I found a few pages of an unfinished screenplay over the weekend, and this scene made me smile although I have no recollection of writing it. It takes place in a record company where our protagonist, Peter, works as a talent scout. He and his friend Abby are meeting a new artist that the label might want to sign, a hardcore rapper type.
MACHETE: I’m Macheté.
He pronounces it “Mash-sheh-TAY.”
PETER: Machete?
MACHETE: No, Macheté. With an accent at the end.
PETER: Wait a minute...I know you.
Macheté looks at him suspiciously.
PETER: You’re Tim Mason. You were in that boy band, The Virgin Daquiris.
MACHETE: Long time ago, bro.
PETER: Yeah, but you had that number one song, “I’m Your Sir Galahad”!
Macheté glares at him.
ABBY: He hates to talk about that song.
PETER (singing): “I’m your Sir Galahad, and you’re the Gal I had...”
MACHETE: Can it.
PETER: Catchy tune.
Macheté takes a menacing step in Peter’s direction.
MACHETE: Maybe you’d like to catch my fist.
ABBY: Boys, boys. Let’s respect the fact that Macheté is moving on, upgrading his image.
MACHETE: Yeah, urban sound’s better for me than that boy band crap. Allows me to channel the pain of my youth.
PETER: Pain, what pain? I read about you, you were middle-class suburban. What do you sing about, your Mom putting parental controls on the TV so you couldn’t watch Skinemax?
That’s the last straw. Macheté LUNGES at Peter. They collide into a table, knocking over glasses.
ABBY: Jesus!
She wades into them, forcibly separates them.
MACHETE: He insulted my honor!
ABBY: Peter just doesn’t understand, uh, the code of the street.
PETER: What, you mean the cheat codes for Grand Theft Auto?
I have no idea where I was going with the scene, but I do like the idea of a character named “Macheté” with an accent. Maybe that’s a whole story right there.
This is officially the best thing about my Sunday. (I’m doing cleaning and doing laundry, so that may not say much. BUT IT SHOULD.)
That was cute. What I liked best, actually, was the song. Those lyrics were clever.
Every once in a while I discover something I’ve written but can’t remember. It kind of scares me. What else have I forgotten?
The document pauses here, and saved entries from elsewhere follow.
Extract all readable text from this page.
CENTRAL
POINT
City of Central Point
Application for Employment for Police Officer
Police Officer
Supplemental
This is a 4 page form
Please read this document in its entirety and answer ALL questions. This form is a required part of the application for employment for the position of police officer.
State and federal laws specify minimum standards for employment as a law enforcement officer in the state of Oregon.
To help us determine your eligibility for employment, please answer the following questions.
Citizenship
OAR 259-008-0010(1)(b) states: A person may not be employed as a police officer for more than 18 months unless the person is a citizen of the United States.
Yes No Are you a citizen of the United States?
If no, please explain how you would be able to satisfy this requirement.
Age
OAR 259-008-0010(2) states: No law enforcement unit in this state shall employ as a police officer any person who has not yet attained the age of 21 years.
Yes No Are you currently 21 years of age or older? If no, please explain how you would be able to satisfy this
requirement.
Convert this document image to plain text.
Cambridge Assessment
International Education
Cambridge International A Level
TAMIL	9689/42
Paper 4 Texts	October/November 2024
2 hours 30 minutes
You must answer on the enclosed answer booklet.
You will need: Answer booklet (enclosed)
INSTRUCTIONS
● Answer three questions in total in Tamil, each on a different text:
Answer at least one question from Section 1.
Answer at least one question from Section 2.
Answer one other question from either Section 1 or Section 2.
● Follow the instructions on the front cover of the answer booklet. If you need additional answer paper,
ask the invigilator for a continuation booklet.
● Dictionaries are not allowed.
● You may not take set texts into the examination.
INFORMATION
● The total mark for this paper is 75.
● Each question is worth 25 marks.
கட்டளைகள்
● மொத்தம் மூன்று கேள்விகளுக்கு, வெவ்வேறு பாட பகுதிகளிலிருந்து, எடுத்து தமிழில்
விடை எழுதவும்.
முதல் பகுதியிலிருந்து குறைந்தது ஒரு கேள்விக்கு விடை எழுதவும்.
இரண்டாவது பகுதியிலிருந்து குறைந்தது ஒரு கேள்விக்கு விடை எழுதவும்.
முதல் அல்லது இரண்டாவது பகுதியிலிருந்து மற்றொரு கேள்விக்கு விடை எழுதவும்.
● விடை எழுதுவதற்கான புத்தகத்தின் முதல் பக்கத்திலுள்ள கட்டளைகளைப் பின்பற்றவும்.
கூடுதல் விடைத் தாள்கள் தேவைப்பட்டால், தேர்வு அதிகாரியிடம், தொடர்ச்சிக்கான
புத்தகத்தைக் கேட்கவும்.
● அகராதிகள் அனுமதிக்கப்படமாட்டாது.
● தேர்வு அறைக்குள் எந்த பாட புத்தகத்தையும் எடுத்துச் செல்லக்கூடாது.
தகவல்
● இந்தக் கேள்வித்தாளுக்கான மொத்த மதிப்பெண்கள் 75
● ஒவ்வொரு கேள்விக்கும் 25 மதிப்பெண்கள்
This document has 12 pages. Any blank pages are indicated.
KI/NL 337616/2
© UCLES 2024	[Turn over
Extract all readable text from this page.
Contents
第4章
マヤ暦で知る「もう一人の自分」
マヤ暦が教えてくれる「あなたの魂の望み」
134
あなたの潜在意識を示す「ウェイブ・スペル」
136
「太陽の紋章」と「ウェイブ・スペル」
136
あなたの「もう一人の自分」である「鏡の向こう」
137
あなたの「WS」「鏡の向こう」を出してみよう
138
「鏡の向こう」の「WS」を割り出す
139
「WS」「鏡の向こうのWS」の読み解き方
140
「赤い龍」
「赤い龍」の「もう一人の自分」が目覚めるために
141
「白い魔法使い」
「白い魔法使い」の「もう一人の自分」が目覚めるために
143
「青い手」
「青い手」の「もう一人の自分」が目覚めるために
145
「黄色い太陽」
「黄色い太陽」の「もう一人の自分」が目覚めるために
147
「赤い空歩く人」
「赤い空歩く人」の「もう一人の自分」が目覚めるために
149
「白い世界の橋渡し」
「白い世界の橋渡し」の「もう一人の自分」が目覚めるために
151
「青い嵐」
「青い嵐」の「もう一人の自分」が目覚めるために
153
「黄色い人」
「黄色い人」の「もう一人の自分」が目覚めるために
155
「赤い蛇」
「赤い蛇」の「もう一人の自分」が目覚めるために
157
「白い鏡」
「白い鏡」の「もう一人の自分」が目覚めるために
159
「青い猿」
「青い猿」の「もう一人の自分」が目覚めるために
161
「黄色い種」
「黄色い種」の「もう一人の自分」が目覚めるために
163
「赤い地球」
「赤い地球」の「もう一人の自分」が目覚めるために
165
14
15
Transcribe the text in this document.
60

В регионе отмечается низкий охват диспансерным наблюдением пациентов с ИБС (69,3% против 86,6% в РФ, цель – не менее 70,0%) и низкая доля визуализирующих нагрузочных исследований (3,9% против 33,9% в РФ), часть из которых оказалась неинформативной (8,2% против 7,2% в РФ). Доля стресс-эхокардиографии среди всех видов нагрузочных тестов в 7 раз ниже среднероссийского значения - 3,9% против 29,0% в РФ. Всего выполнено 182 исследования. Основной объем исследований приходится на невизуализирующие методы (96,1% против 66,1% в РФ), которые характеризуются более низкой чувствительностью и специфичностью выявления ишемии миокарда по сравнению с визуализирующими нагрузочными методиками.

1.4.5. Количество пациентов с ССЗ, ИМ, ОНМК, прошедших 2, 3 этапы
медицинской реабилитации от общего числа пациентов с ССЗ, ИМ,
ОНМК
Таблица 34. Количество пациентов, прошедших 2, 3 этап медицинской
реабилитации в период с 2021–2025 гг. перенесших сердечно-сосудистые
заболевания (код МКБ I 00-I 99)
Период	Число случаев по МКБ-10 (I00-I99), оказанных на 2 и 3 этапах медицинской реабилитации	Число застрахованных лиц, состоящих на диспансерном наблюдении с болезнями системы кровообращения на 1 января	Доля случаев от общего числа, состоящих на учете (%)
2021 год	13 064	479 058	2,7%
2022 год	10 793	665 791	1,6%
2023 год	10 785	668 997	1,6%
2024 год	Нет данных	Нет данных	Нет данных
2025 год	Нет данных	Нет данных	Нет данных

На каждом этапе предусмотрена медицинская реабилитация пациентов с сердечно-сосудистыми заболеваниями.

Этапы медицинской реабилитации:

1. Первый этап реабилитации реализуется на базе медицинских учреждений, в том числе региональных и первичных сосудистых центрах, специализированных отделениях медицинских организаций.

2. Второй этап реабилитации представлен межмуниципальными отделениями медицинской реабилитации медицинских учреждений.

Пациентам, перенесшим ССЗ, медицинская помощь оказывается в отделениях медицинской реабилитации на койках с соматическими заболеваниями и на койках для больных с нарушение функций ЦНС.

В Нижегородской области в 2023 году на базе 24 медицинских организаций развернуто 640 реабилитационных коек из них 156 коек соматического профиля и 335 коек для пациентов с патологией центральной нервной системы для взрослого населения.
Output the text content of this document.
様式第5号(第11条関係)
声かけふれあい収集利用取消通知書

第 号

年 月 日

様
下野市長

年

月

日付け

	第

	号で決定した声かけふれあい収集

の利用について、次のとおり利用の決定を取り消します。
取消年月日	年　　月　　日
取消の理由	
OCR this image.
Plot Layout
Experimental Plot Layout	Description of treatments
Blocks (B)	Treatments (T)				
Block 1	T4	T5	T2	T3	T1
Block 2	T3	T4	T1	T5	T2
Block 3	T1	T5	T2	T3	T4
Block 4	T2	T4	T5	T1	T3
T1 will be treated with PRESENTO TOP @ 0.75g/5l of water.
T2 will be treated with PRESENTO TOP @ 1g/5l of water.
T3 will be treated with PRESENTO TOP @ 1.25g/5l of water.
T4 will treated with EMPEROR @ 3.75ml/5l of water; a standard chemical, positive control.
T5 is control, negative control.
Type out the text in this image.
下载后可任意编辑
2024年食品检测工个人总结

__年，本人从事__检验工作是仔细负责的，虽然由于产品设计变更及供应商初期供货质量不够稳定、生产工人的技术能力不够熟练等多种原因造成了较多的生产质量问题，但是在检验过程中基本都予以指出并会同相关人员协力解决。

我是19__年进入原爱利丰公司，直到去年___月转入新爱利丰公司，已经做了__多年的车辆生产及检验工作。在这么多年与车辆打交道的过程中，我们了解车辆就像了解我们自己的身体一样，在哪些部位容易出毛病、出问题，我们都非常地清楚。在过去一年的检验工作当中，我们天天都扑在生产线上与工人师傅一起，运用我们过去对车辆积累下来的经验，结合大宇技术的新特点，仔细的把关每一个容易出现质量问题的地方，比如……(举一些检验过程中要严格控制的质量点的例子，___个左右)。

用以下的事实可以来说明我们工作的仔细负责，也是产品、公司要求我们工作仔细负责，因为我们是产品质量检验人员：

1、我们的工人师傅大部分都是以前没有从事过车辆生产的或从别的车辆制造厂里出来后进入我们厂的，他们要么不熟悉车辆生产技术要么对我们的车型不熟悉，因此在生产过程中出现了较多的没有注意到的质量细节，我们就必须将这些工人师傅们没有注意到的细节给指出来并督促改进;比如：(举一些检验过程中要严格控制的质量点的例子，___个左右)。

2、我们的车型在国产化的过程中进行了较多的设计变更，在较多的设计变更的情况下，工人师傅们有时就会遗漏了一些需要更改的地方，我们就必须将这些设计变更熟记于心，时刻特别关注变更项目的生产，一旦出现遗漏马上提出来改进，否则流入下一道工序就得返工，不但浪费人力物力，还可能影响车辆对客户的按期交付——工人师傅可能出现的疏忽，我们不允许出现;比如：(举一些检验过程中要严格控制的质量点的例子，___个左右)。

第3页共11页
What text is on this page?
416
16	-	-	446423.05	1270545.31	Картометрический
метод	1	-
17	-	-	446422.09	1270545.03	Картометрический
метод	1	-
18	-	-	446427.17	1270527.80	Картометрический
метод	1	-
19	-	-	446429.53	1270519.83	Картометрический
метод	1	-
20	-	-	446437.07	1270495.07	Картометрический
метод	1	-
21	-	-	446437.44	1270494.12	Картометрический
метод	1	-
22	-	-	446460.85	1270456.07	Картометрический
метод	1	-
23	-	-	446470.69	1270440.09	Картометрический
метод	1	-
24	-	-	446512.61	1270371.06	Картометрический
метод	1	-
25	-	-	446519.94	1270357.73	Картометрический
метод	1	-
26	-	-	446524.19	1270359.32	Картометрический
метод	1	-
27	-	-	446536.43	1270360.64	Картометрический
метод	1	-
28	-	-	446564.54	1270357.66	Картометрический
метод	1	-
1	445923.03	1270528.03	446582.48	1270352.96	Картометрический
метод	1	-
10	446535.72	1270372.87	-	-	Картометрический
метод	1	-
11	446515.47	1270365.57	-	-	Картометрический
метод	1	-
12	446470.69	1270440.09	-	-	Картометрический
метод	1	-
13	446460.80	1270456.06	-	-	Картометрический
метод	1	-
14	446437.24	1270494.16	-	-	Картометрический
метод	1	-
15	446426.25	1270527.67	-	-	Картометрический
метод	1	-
Macheté is an interesting name for a person. All I know is a Machete is a kind of cutting tool or sometimes it’s used as a weapon in some countries. As for the script, I can imagine the situation as I read it and I was actually wondering what’s going to happen next. The last line is a good cliffhanger.
you know, i hardly ever watched movies, but over the weekend i saw TWO, one of which was Sixteen Candles (no explanation needed, obviously) and the other was Grindhouse.
um, the reason i bring this up is that i think your idea for a movie based around a character named Machete is solid. but you might need to speed up your timeline.
also, if your version requires a fluffer, i will be pleased to offer my services.
Grindhouse’s Machete didn’t use an accent!
How come so few lines for Abby?
Clearly, because it’s a misogynist tract.
I really like it.
In high school, I wrote a TV script for “Moonlighting.”
It won an award and everything (of course, the winner was picked out of my senior creative writing class, population 12), but I like to put it on my fake resume.
I wonder if I should dust it off and pitch it to Bruce and Cybill? America is ripe for a Moonlighting comeback.
Gregoire,
I miss u! I hope u r doing well. <3s to u!!!!
u,
OverratedConfectionFromThe80s
Ha! I love it. Why aren’t you a striking writer right now? Quit the day job.
I want to go see movies written by you.
Sheer brilliance. That made for a perfect trailer. Keep working so we can see the movie! I’d pay to watch that.